Cada primavera, los urogallos de artemisa se reúnen en pequeños bolsillos cubiertos de pasto en las llanuras de artemisa. Cada primavera, lucho por encontrar las palabras para describir su comportamiento allí. Los machos se inflan, como suelen hacerlo, con la esperanza de atraer la atención de algunas hembras. Pero cuando los urogallos de artemisa hacen un espectáculo, lo hacen de manera confusa.
Estas aves grandes —llamadas bombarderos cuando salen volando por buena razón— despliegan sus colas para mostrar grandes abanicos con púas detrás de sus cabezas. Desde atrás, las hembras verán que la serie de plumas negras están adornadas con manchas blancas para elevar su estilo.
Mientras un gallo camina pavoneándose, ella notará algunos plumas que se rizan en la parte posterior de su cabeza, tomando el papel de un sombrero inclinado, a la vez elegante y extravagante. También admirará la bufanda de plumaje blanco completo alrededor de su cuello, dándole la apariencia de un caballero refinado caminando por la ciudad en una noche fría.

Como si se protegiera del frío con su costosa bufanda blanca, el macho levantará sus hombros y alas y los empuja hacia adelante. Pero su siguiente movimiento confunde su elegancia. El urogallo de artemisa literalmente infla su pecho —dos sacos de aire cubiertos con plumas amarillas— a través de la bufanda blanca que cubre su pecho. Los saca en toda su gloria de color primario, luego los golpea un par de veces, emitiendo el sonido sorprendente de gotas de agua de dibujos animados gigantes cayendo.
Así que cada primavera, estos machos se reúnen para hacer este espectáculo por el bien de las generaciones futuras, y cada año observo desde una distancia respetuosa e intento encontrar palabras para describirlo mejor. Cada año, descubro que oscilo entre dos, mientras los machos rebotan sus pechos color yema de huevo por la pradera: elegantes y cómicos.
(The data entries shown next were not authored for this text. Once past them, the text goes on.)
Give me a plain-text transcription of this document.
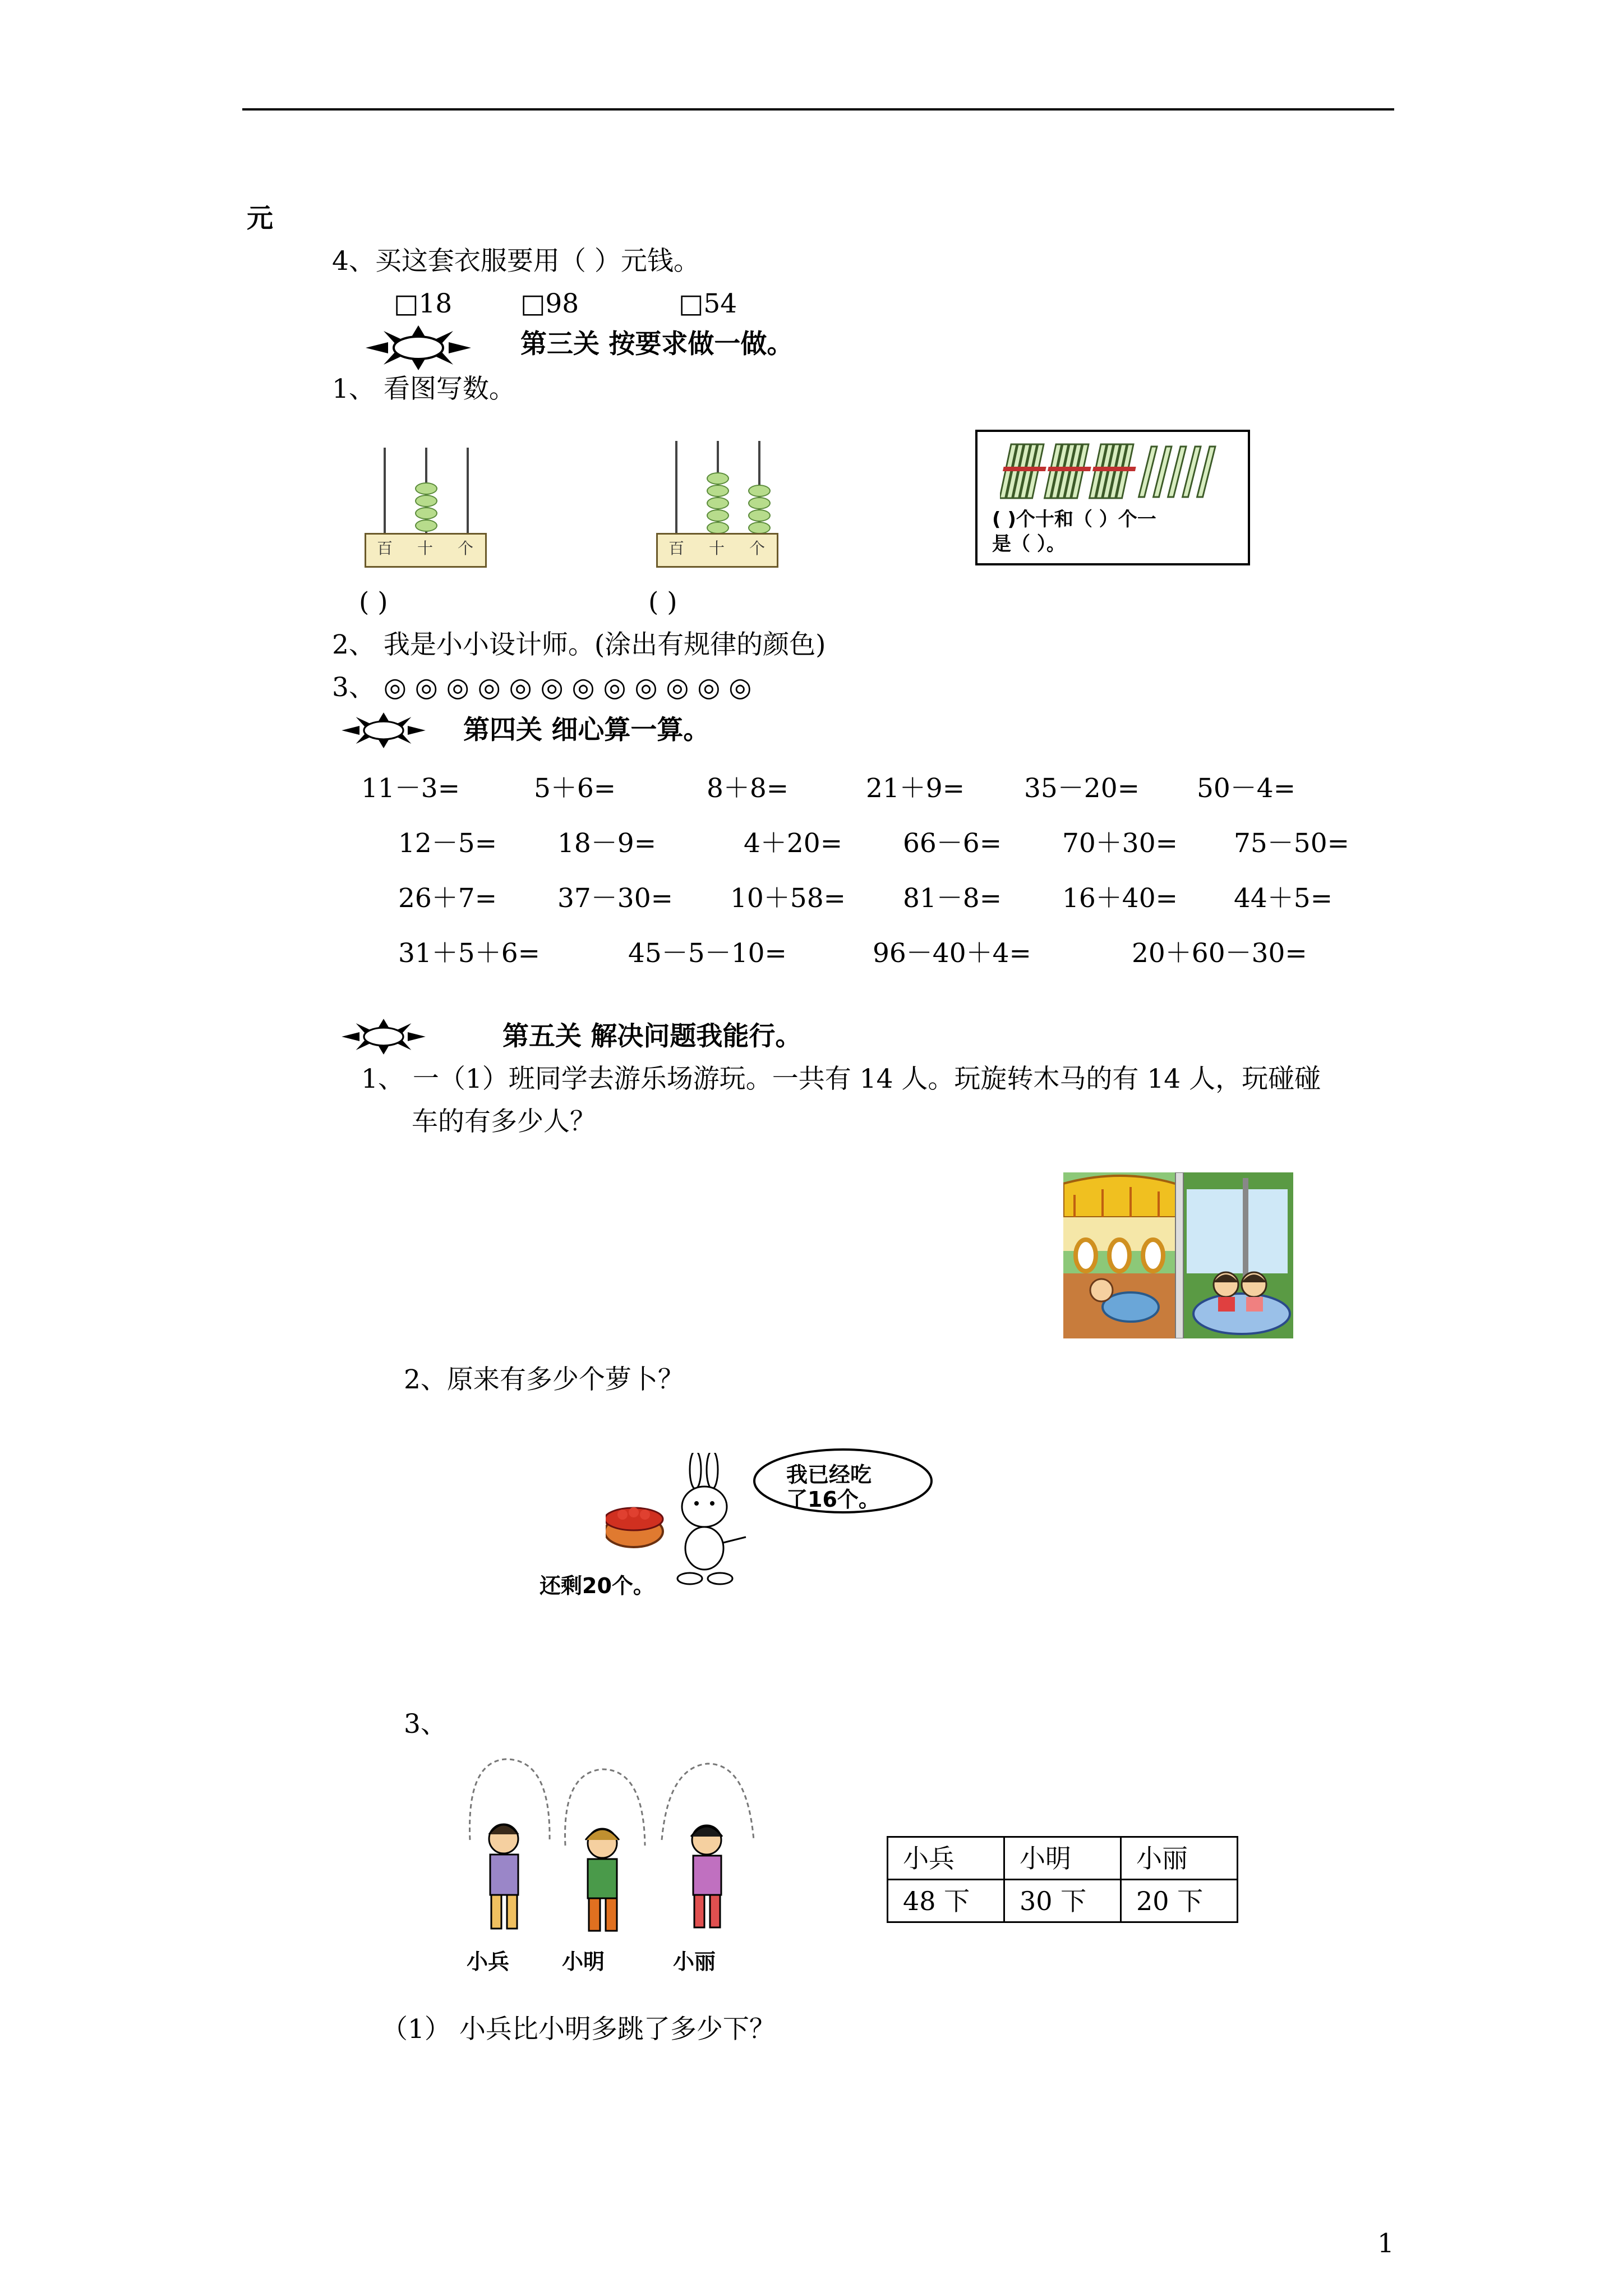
元
4、买这套衣服要用（ ）元钱。
□18	□98	□54
第三关 按要求做一做。
1、 看图写数。
百 十 个	百 十 个
( )个十和（ ）个一
是（ ）。
( )	( )
2、 我是小小设计师。(涂出有规律的颜色)
3、 ◎ ◎ ◎ ◎ ◎ ◎ ◎ ◎ ◎ ◎ ◎ ◎
第四关 细心算一算。
11－3=	5＋6=	8＋8=	21＋9= 35－20= 50－4=
12－5= 18－9=	4＋20= 66－6= 70＋30= 75－50=
26＋7= 37－30= 10＋58= 81－8= 16＋40= 44＋5=
31＋5＋6=	45－5－10=	96－40＋4=	20＋60－30=
第五关 解决问题我能行。
1、 一（1）班同学去游乐场游玩。一共有 14 人。玩旋转木马的有 14 人，玩碰碰
车的有多少人？
2、原来有多少个萝卜？
我已经吃
了16个。
还剩20个。
3、
小兵 小明	小丽
小兵	小明	小丽
48 下	30 下	20 下
（1） 小兵比小明多跳了多少下？
1
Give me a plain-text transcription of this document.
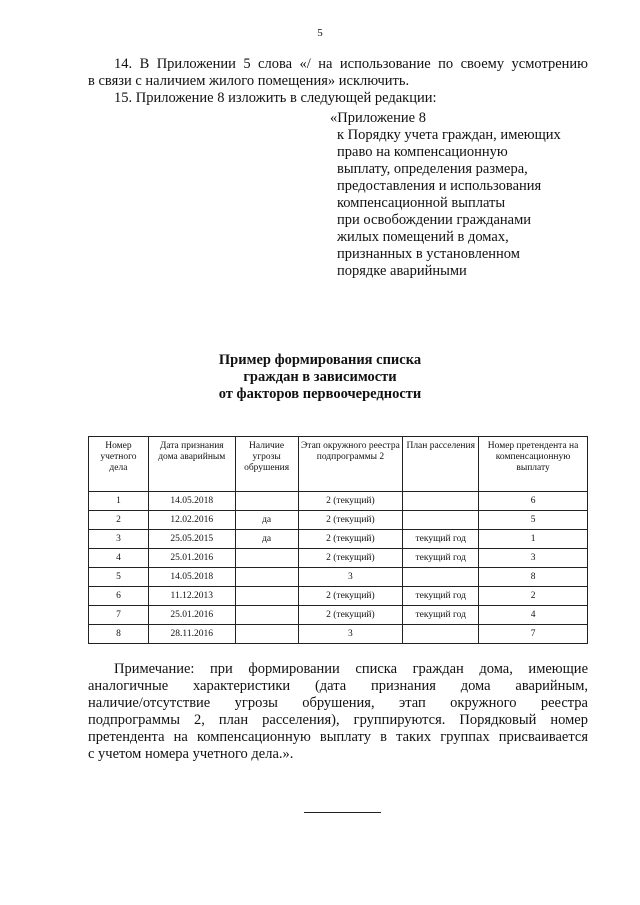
5
14. В Приложении 5 слова «/ на использование по своему усмотрению
в связи с наличием жилого помещения» исключить.
15. Приложение 8 изложить в следующей редакции:
«Приложение 8
к Порядку учета граждан, имеющих
право на компенсационную
выплату, определения размера,
предоставления и использования
компенсационной выплаты
при освобождении гражданами
жилых помещений в домах,
признанных в установленном
порядке аварийными
Пример формирования списка
граждан в зависимости
от факторов первоочередности
Номер учетного дела	Дата признания дома аварийным	Наличие угрозы обрушения	Этап окружного реестра подпрограммы 2	План расселения	Номер претендента на компенсационную выплату
1	14.05.2018		2 (текущий)		6
2	12.02.2016	да	2 (текущий)		5
3	25.05.2015	да	2 (текущий)	текущий год	1
4	25.01.2016		2 (текущий)	текущий год	3
5	14.05.2018		3		8
6	11.12.2013		2 (текущий)	текущий год	2
7	25.01.2016		2 (текущий)	текущий год	4
8	28.11.2016		3		7
Примечание: при формировании списка граждан дома, имеющие
аналогичные характеристики (дата признания дома аварийным,
наличие/отсутствие угрозы обрушения, этап окружного реестра
подпрограммы 2, план расселения), группируются. Порядковый номер
претендента на компенсационную выплату в таких группах присваивается
с учетом номера учетного дела.».
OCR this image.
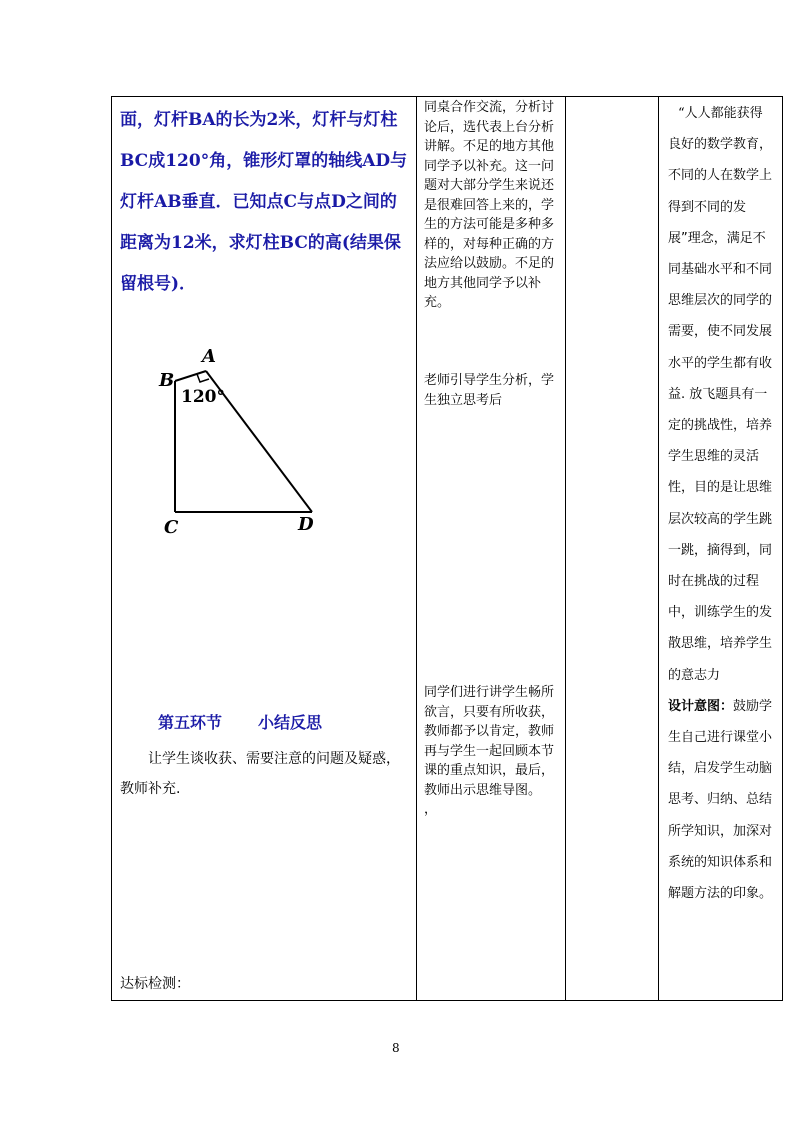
面，灯杆BA的长为2米，灯杆与灯柱BC成120°角，锥形灯罩的轴线AD与灯杆AB垂直．已知点C与点D之间的距离为12米，求灯柱BC的高(结果保留根号)．
A
B
C	D
120°
第五环节 小结反思
让学生谈收获、需要注意的问题及疑惑，教师补充.
达标检测：
同桌合作交流，分析讨论后，选代表上台分析讲解。不足的地方其他同学予以补充。这一问题对大部分学生来说还是很难回答上来的，学生的方法可能是多种多样的，对每种正确的方法应给以鼓励。不足的地方其他同学予以补充。
老师引导学生分析，学生独立思考后
同学们进行讲学生畅所欲言，只要有所收获，教师都予以肯定，教师再与学生一起回顾本节课的重点知识，最后，教师出示思维导图。
，
“人人都能获得
良好的数学教育，不同的人在数学上得到不同的发展”理念，满足不同基础水平和不同思维层次的同学的需要，使不同发展水平的学生都有收益. 放飞题具有一定的挑战性，培养学生思维的灵活性，目的是让思维层次较高的学生跳一跳，摘得到，同时在挑战的过程中，训练学生的发散思维，培养学生的意志力
设计意图：鼓励学生自己进行课堂小结，启发学生动脑思考、归纳、总结所学知识，加深对系统的知识体系和解题方法的印象。
8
Los urogallos de artemisa tienen un papel destacado en Wyoming. Son una especie clave cuyo bienestar es indicativo de la salud general del ecosistema del desierto de alta montaña, particularmente bajo la presión del desarrollo comunitario, la recreación y el desarrollo de petróleo y gas. En mi vida, he visto que las poblaciones bajan y se recuperan; este año las poblaciones de urogallos de artemisa en Wyoming alcanzaron los números más altos registrados. La semana pasada, fui testigo de la bandada más grande en mi memoria personal pavoneándose en el terreno de reproducción (llamado lek) que he visitado durante los últimos años. Más de 60 aves me atraparon en su apariencia detallada y elegante y luego me metieron en ataques de risa mientras se deslizaban, al estilo de South Park, por el pasto para meter sus pechos amarillos en las caras de otras aves.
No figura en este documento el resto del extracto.